Helfen Antipsychotika gegen Agitiertheit und Psychosen bei Demenz?

Montag, 24. Januar 2022

/bilderstoeckchen, stock.adobe.com

Oxford – Menschen mit Demenz leiden während ihrer Krankheit häufig eine Zeit lang unter Halluzi­nationen und Wahnvorstellungen. Insbesondere in den späteren Stadien der Krankheit können sie auch unruhige Verhaltensweisen wie Unruhe, Schreien oder Aggression gegenüber anderen zeigen. Eine Arbeitsgruppe der Cochrane Dementia and Cognitive Improvement Group hat jetzt untersucht, ob Antipsychotika gegen Agitiertheit und Psychosen bei Demenz helfen.

„Wir wollten wissen, wie gut antipsychotische Arzneimittel den Schweregrad von Unruhe und psycho­tischen Symptomen bei Menschen mit den beiden häufigsten Demenzformen verringern, nämlich bei Demenz aufgrund der Alzheimerkrankheit und bei vaskulärer Demenz. Außerdem wollten wir wissen, bei wie vielen Menschen unerwünschte Wirkungen auftraten“, berichtet die Arbeitsgruppe.

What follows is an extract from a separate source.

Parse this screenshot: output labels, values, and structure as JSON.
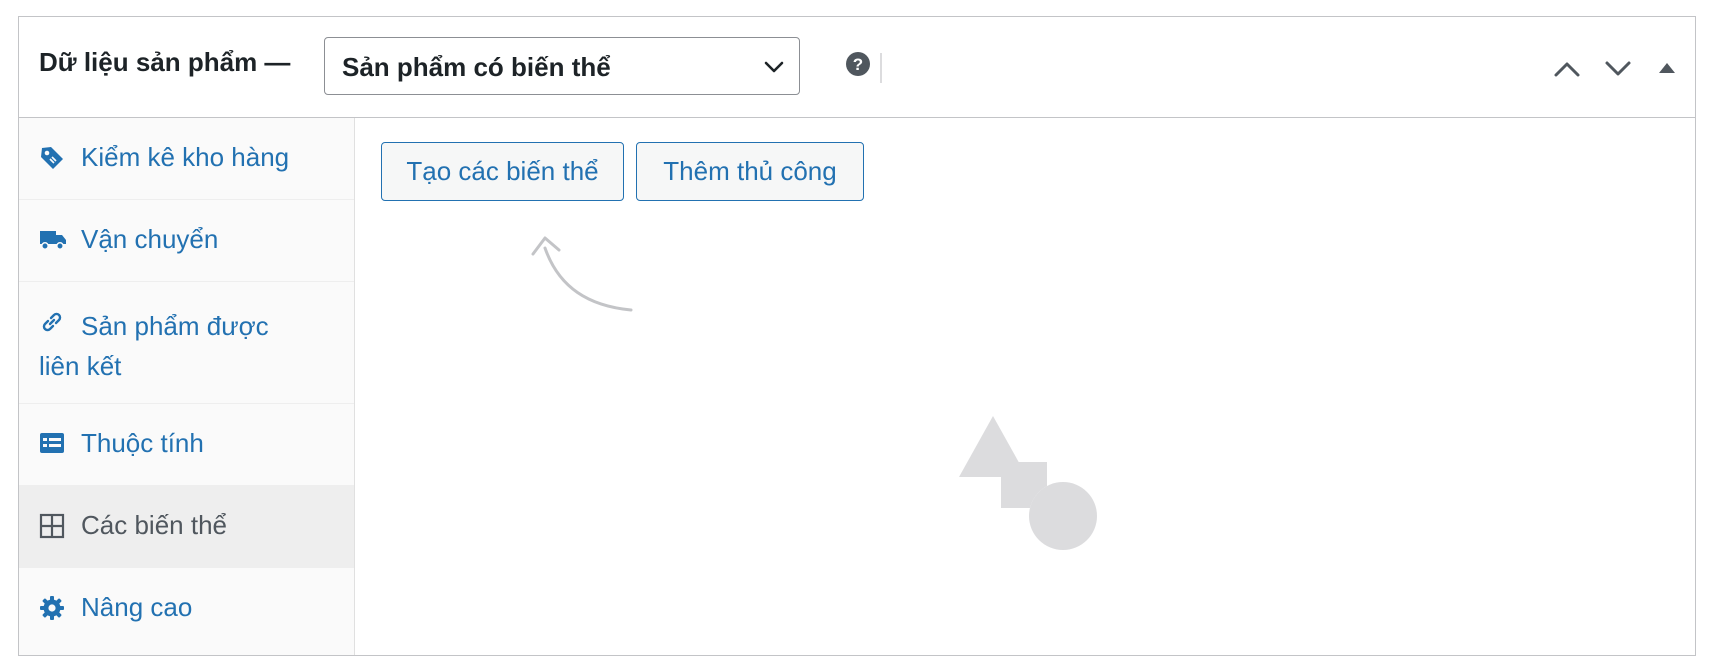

Die Wissenschaftler fanden dazu 24 Studien mit 6.090 Personen: 6 Studien untersuchten typische Antipsychotika, meist Haloperidol. 20 Studien untersuchten atypische Antipsychotika wie Risperidon, Olanzapin und Aripiprazol und 2 Studien prüften typische sowie atypische Antipsychotika. In allen Studien wurden Antipsychotika mit Placebos verglichen.

Es ist laut dem Cochrane-Review (2021; DOI: 10.1002/14651858.CD013304.pub2/full) ungewiss, ob ältere Antipsychotika der 1. Generation wie Haloperidol eine Wirkung auf unruhiges Verhalten haben – die Wirkung sei „bestenfalls moderat“. Diese typischen Antipsychotika könnten laut Studienlage Wahn­vor­stellungen und Halluzinationen bei Menschen mit Demenz leicht verringern.

Neuere atypische Antipsychotika verringern laut den Cochrane-Autoren die Unruhe bei Demenz leicht, aber ihre Wirkung auf die Psychose bei Demenz sei vernachlässigbar. „Die in der täglichen Praxis beob­achtete offensichtliche Wirksamkeit der Medikamente lässt sich möglicherweise durch einen günstigen natürlichen Verlauf der Symptome erklären, wie er in den Placebogruppen beobachtet wurde“, meinen sie.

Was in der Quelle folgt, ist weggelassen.